The Scottish Government have previously opined on the potential of having a state-owned power company. But what if we could go further than that?
If you haven’t already read my article on Broadband infrastructure, I suggest you read it first because it informs this article – you can read it here: https://www.martinjkeatings.com/the-problem-with-hyperfast-broadband-is-not-the-technology/
So, we have radically rethought how we deliver utilities to customers by ensuring a proper underground infrastructure to make the deployment of those services easier. Scotland strives to be greener every day with bold targets on becoming carbon neutral, but what if we could go further and deliver much lower prices for people in terms of their home electricity by utilising an existing resource.
We obsess in the 21st century about power stations and wind turbines, but we’re ignoring a valuable resource. Under my plan from the utility infrastructure, it would make it easier to provide services to homes, but it would also be easier to deliver services away from home.
By introducing a dedicated set of powerlines through this new underground network with the sole purpose of carrying electrical power away from homes (not to them) we would have the opportunity to launch a state-sponsored power-generation scheme.
The scheme would work like this. Homeowners can apply for free solar panels from the Scottish Government. Those panels (regardless of the size of the roof) would be provided to the home resident. They would be connected with a grid-tie inverter to the new power network and all power generated exported to the grid.
For the first 3 years, the homeowner would have no claim over the energy, it would go to pay back the cost of the panels. At the conclusion of three years, homeowners would be given credit for each unit exported, which would then be applied against the units from the energy they consume in a 1:1 ratio. Those producing more power than they use would end up carbon neutral with zero bills. Those who have to use a small amount of energy from the grid because they consume more than they use would have much lower bills, and those who have no panels would receive cheaper energy.

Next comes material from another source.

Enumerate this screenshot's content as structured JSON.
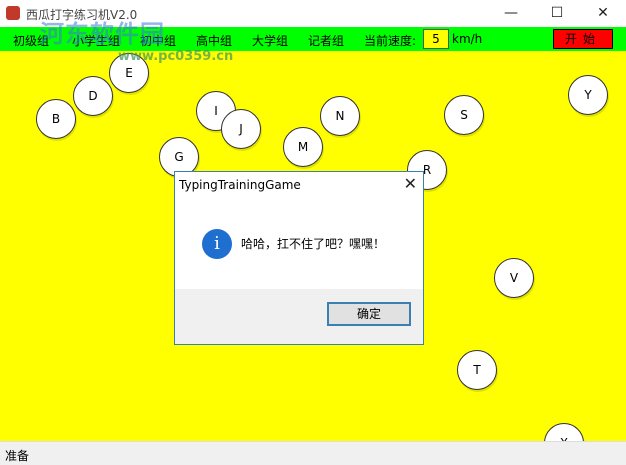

There would be redundancy in this model because we would use the entirety of Scotland to generate power, there would be no single power station that could suddenly fail, it would also offer protection in the event of a major power line going down because power could be diverted locally to provide energy to homes in the event of a power cut.
Legislation could be passed that any new home built would have to have panels and that they are connected to the new network – this would incentivise homebuilders to think about being green in the design of their homes, it would also offer a good selling point to prospective buyers because they would be walking into a home already outfitted for lower energy bills.
For the benefit of there being no doubt, I am advocating turning the whole of Scotland into one massive green power generator.
Scotland will no doubt produce more energy than it consumes by a vast amount, especially when you add on the wind, wave and hydropower generation which stands Scotland in good stead for independence – by making us the battery of Europe and exporting energy to the continent.
It’s a bold plan but one which is highly achievable. Democratised green electricity provided by every home in Scotland for every home in Scotland – and Europe.
I am talking about true energy independence.